Noninvasive Hemoglobin Measurement Assistance for a Pediatric Solid Organ Transplant; Jim Sullivan & Ankit Agrawala
   

Tuesday, October 18, 2011

Seratonin Toxicity after Administration of Methylene Blue for Vasoplegia; Megan Chacon & Jim Chapin    

Advanced Medical Technology Capacity Building: A Unique Application of SOF Counterinsurgency Medical Seminars Medical Programs; Ben Boedeker & Tom Nicholas

Use of Cardiac Algorithm in a Preoperative Evaluation Clinic—A Pilot Study; Ben Boedeker & Tom Nicholas
  

Video or Direct Laryngoscopy, Does It Really Make a Difference?

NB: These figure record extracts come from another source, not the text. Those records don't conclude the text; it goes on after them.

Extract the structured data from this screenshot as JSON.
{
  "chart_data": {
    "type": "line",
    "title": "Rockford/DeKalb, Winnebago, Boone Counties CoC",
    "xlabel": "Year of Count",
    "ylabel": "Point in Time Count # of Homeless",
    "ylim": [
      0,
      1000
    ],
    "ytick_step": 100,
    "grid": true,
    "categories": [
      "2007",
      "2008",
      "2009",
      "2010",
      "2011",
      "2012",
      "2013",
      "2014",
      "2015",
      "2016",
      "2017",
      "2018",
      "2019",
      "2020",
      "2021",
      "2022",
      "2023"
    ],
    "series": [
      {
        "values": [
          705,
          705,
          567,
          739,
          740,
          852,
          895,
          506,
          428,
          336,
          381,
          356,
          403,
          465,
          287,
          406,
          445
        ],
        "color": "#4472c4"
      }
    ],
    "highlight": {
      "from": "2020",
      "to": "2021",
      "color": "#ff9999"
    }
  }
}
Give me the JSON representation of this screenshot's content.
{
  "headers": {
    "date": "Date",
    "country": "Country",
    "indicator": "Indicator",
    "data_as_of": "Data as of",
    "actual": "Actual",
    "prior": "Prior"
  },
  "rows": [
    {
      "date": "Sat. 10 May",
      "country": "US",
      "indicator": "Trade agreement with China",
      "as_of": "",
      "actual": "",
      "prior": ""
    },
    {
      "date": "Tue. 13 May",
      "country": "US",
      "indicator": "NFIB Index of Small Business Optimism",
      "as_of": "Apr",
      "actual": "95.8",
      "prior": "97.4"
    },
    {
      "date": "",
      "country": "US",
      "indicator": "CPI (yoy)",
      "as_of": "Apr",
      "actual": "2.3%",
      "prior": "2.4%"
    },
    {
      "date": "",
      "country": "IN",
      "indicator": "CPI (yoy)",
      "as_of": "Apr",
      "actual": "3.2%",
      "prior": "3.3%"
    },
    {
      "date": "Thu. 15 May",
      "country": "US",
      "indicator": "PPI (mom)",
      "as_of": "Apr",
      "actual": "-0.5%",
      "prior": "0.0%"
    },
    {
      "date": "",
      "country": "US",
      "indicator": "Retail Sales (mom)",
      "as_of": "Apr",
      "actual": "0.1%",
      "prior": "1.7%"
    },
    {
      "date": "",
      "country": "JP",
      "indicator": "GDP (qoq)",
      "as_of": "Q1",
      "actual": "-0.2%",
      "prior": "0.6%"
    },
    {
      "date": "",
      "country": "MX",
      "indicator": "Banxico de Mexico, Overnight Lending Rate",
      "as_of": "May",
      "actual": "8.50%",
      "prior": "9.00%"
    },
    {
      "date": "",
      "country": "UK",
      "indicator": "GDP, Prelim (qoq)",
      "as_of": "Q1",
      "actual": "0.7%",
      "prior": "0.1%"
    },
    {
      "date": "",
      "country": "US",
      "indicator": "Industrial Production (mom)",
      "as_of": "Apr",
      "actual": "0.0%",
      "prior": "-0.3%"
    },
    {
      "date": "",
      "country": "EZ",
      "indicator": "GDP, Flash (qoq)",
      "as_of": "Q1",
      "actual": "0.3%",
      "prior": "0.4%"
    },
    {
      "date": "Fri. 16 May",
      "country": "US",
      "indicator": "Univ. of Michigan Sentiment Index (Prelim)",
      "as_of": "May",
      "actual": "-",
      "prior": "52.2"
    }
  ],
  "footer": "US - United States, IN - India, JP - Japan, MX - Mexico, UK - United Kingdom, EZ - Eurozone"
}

A Retrospective Comparison of 155 Emergency Cases from 2009-2010; Tom Schulte & Ankit Agrawal

If you are keeping track, that is 16 posters this year!  Not to mention the faculty who headed up the NAPE booth and several faculty and residents representing us on the political front.  

And finally a word of thanks to those who stayed behind and kept the clinical services afloat,  it’s this kind of the teamwork that promotes our academic and clinical missions and makes this department great.